- Developer: Gangolf Jobb
- Stable release: March 2011 / 1 March 2011
- Available in: English
- Type: Bioinformatics tool
- Website: www.treefinder.de

= Treefinder =

Treefinder is a computer program for the likelihood-based reconstruction of phylogenetic trees from molecular sequences. It was written by Gangolf Jobb, a former researcher at LMU Munich, Germany, and was originally released in 2004. Treefinder is free of charge, though the most recent license prohibits its use in the USA and eight European countries.

== Overview ==

A platform-independent graphical environment integrates a standard suite of analyses: phylogeny reconstruction, bootstrap analysis, model selection, hypothesis testing, tree calibration, manipulation of trees and sequence data. Treefinder is scriptable through a proprietary scripting language called TL.

Treefinder has an efficient tree search algorithm that can infer trees with thousands of species within a short time. Result trees are displayed and can then be saved as a reconstruction report, which may serve as an input for further analysis, for example hypothesis testing. The report contains all information about the tree and the models used. Treefinder also supports exporting results as NEWICK or NEXUS files.

The software supports a broad collection of models of sequence evolution. The June 2008 release implements 7 models of nucleotide substitution (HKY, TN, J1, J2, J3 (= TIM), TVM, GTR), 14 empirical models of amino acid substitution (BLOSUM, cpREV, Dayhoff, JTT, LG, mtArt, mtMam, mtREV, PMB, rtREV, betHIV, witHIV, VT, WAG), 4 substitution models of structured rRNA (bactRNA, eukRNA, euk23RNA, mitoRNA), the 6-state "Dayhoff Groups" protein model (DG), 2-state and 3-state models of DNA (GTR3, GTR2), a parametric mixed model (MIX) mixing the empirical models of proteins or rRNA, and also a user-definable GTR-type model (MAP) mapping characters to states as needed. Three models of among-site rate heterogeneity are available (Gamma, Gamma+I, I), which can be combined with any of the substitution models. One can assume different models for different partitions of a sequence alignment, and partitions may be assumed to evolve at different speeds. All parameters of the models can be estimated from the data by maximization of likelihood. Certain TL expressions, the "model expressions", allow the concise notation of complex models, together with their parameters and optimization modes.

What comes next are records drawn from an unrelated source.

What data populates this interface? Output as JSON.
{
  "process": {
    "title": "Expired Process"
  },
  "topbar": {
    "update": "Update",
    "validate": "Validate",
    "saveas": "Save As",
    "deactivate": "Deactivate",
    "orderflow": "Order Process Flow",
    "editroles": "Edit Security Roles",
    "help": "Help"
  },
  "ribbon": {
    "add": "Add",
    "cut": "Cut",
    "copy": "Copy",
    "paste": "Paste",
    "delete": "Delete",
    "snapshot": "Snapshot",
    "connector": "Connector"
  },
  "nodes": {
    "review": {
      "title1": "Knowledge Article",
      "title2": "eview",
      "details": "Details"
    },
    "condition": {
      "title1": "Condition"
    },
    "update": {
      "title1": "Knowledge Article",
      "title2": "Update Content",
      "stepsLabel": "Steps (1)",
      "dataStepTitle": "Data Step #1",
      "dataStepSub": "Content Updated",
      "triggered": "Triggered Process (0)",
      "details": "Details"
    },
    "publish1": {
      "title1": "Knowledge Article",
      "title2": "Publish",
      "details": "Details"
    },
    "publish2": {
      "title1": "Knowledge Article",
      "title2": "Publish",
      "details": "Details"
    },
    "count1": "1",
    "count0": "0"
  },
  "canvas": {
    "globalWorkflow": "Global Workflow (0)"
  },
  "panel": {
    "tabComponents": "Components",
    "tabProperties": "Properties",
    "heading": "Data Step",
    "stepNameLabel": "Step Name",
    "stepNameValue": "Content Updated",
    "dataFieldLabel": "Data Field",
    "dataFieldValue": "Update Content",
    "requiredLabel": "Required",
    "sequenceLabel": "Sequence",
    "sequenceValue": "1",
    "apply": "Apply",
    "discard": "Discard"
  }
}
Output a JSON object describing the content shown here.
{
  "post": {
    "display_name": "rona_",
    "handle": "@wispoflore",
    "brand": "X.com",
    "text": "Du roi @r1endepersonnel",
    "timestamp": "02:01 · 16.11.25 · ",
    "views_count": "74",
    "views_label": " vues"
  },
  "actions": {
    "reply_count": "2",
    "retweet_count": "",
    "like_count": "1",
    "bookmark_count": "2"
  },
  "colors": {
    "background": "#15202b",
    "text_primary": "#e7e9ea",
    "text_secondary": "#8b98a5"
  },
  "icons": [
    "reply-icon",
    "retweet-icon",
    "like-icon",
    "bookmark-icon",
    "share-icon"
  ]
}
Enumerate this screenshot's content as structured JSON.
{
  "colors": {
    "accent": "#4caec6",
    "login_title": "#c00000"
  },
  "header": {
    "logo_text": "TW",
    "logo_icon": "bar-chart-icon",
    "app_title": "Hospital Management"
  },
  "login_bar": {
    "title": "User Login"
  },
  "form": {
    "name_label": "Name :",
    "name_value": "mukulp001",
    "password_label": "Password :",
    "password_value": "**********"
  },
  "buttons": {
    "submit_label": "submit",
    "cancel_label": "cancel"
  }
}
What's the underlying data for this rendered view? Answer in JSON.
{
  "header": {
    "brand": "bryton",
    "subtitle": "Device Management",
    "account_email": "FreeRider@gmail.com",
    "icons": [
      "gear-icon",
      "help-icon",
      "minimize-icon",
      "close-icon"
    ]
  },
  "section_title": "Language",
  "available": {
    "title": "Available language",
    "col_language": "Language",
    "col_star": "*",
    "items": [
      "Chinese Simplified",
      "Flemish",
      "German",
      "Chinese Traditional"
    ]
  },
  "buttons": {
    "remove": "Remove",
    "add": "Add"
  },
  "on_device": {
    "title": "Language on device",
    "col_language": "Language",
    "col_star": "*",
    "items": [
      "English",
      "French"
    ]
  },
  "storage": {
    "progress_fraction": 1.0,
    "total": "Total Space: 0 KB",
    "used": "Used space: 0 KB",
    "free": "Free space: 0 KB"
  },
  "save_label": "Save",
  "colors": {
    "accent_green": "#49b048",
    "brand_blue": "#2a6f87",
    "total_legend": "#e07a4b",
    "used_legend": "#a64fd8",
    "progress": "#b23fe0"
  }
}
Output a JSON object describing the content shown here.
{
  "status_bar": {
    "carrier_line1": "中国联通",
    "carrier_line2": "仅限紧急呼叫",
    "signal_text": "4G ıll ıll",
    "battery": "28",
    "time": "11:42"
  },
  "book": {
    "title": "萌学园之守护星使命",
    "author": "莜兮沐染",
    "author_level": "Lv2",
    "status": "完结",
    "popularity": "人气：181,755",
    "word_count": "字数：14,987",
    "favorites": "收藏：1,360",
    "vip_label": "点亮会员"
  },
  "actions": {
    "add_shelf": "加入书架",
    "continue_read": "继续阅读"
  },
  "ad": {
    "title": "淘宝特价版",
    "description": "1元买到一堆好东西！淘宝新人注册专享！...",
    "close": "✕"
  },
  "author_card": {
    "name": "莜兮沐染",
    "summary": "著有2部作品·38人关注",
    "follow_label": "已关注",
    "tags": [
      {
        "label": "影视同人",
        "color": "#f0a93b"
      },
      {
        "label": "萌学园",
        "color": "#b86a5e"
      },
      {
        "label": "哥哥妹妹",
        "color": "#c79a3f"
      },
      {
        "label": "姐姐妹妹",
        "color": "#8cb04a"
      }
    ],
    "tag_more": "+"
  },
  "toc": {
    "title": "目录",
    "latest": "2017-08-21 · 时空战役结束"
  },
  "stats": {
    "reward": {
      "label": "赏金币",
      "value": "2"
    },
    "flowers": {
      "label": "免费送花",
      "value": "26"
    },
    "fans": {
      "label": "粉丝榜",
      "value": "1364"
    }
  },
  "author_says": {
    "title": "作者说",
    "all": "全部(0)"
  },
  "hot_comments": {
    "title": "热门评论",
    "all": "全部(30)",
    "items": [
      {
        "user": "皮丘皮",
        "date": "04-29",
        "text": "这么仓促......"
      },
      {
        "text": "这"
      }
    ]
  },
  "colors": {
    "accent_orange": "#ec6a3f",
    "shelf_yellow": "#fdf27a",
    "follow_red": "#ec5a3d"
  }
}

As of November 2015, Treefinder's original publication from 2004 has been cited more than 700 times in the scientific literature.

==Controversy==
On February 1, 2015, Jobb disallowed the use of Treefinder in the USA in order to make a political statement. The author again changed the license terms on October 1, 2015 to exclude use in Germany, Austria, France, the Netherlands, Belgium, Great Britain, Sweden, and Denmark - countries he claimed "host most of the non-european immigrants". In an accompanying statement, he decried the handling of the European migrant crisis by European countries. The journal BMC Evolutionary Biology that published the original application note has since retracted it, stating that the license change violated the journal's policy.